Bigger Means Bitter, Not Better
Posted on August 13, 2021
In a sweeping, 72-point executive order on competition, the Biden Administration announced it was taking dead aim at the heavily concentrated “multinational companies (that) increasingly dominate markets for crops, chemicals, seeds, and meat,” reported Bloomberg.
The competition order–that “reach(es) from the FDA to the Pentagon”–includes “directives… such as rules that would help chicken farmers and ranchers… win claims against poultry and meat packers, and (a) better-defined ‘Product of the USA’ label,” explained Bloomberg.
While farmers and ranchers have waited decades to hear those words, the July 9 edict is the easy part. The really “heavy lift” is making the words a reality, relates Diana Moss, president of the American Antitrust Institute, a Washington, D.C.-based non-profit that promotes competition.
For example, she explains in a telephone interview, “Technically it’s possible to break up the meatpacker cartel,” one of the order’s biggest targets, “through antitrust prosecution.” And, in fact, the Administration is trying to do just that in several “cases against Big Tech right now.”
However, since “the packer cartel is in the middle of the food supply chain”–it buys livestock and poultry from farmers and ranchers to process and sell to the public–any disruption like, say, an antitrust action, could have severe consequences on the nation’s food supply and distribution.
A better approach, Moss suggests, is through more coordinated public policy actions. First, yes, aggressive antitrust action in the courts. Second, tougher “regulatory oversight from the U.S. Department of Agriculture” (USDA), and third, “legislative help to level the playing field” like “reforming the Packers and Stockyards Act.”
And, she adds, everyone should be aware “that the bigger the problem, the bigger the fix”: Farmers, ranchers, their farm groups, Congress, the Department of Justice, and USDA need to go big on all three fronts if challenged on any one of them.
Some pros already are. A mid-July podcast hosted by Moss featured two, Patrick Robinette who owns Micro Summit Processors in Micro, NC, and Mike Callicrate, a rancher and owner of Ranch Foods Direct of St. Francis, KS. Both have had long, painful dealings with meatpackers.
“When I started feeding cattle in 1978,” Callicrate relates, “I had 20 nearby packers… and 65 to 70 percent of the consumer dollar came back to the cattle producer. Early last summer”–after decades of meatpacker consolidation–“that fell to 27 percent.” That collapse means a “massive extraction of wealth from the farmer and rancher.”
It also had a huge impact on the local and regional economies.
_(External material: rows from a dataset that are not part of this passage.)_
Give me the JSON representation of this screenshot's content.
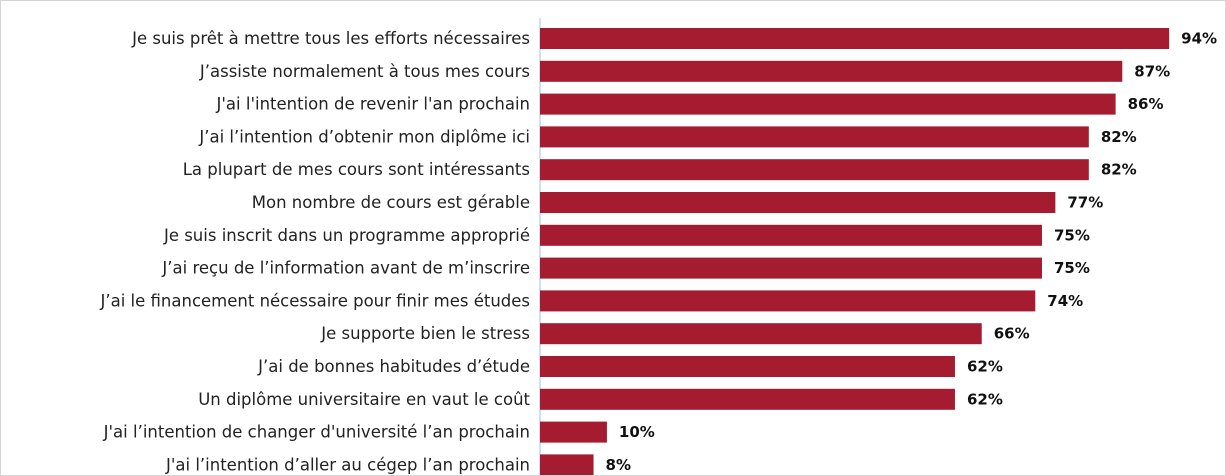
{
  "chart_data": {
    "type": "bar",
    "orientation": "horizontal",
    "categories": [
      "Je suis prêt à mettre tous les efforts nécessaires",
      "J’assiste normalement à tous mes cours",
      "J'ai l'intention de revenir l'an prochain",
      "J’ai l’intention d’obtenir mon diplôme ici",
      "La plupart de mes cours sont intéressants",
      "Mon nombre de cours est gérable",
      "Je suis inscrit dans un programme approprié",
      "J’ai reçu de l’information avant de m’inscrire",
      "J’ai le financement nécessaire pour finir mes études",
      "Je supporte bien le stress",
      "J’ai de bonnes habitudes d’étude",
      "Un diplôme universitaire en vaut le coût",
      "J'ai l’intention de changer d'université l’an prochain",
      "J'ai l’intention d’aller au cégep l’an prochain"
    ],
    "values": [
      94,
      87,
      86,
      82,
      82,
      77,
      75,
      75,
      74,
      66,
      62,
      62,
      10,
      8
    ],
    "value_labels": [
      "94%",
      "87%",
      "86%",
      "82%",
      "82%",
      "77%",
      "75%",
      "75%",
      "74%",
      "66%",
      "62%",
      "62%",
      "10%",
      "8%"
    ],
    "unit": "%",
    "xlim": [
      0,
      100
    ],
    "title": "",
    "xlabel": "",
    "ylabel": "",
    "grid": false,
    "legend": "none",
    "colors": {
      "bar": "#A51C30",
      "axis": "#BDD7EE"
    }
  }
}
As four packers came to dominate the national meat scene, “We saw our regional food system simply disappear because almost all of our local business was gone.”
Robinette, 1,500 miles away in North Carolina, agrees; today’s heavily concentrated, deeply integrated food system “has no pathways… to accommodate small producers.”
And transnational meatpackers aren’t the only problem; an evermore monolithic USDA is a growing headache, also.
“Often USDA is confrontational,” says Robinette who deals with federal meat inspectors daily. “They’d be happier if they could turn us into the next Tyson” because they can deal with big; it’s what they are trained to do. Small, however, confounds them.
That’s especially true when it comes to country of origin labeling, or COOL, say the local producers. Hard as it is to believe, USDA still opposes COOL because, as Secretary of Agriculture Tom Vilsack claims, labeling U.S. meat violates several free trade agreements.
That stance, however, gives multinational packers license to source meat from dozens of nations, have it stamped “USDA Inspected,” and sell it to an unknowing American public as U.S.-grown meat while deeply undermining American ranchers and farmers like Callicrate and Robinette.
Vilsack is now talking about a label that reads “Product of the USA,” but Callicrate and Robinette are leery of Big Meat’s lobbying muscle.
Which goes back to Moss’s integrated public policy approach to make the Biden initiative bite: The courts, the regulators, Congress, and the farm and ranching public all have to do their share of lifting if there’s any chance for all to be lifted.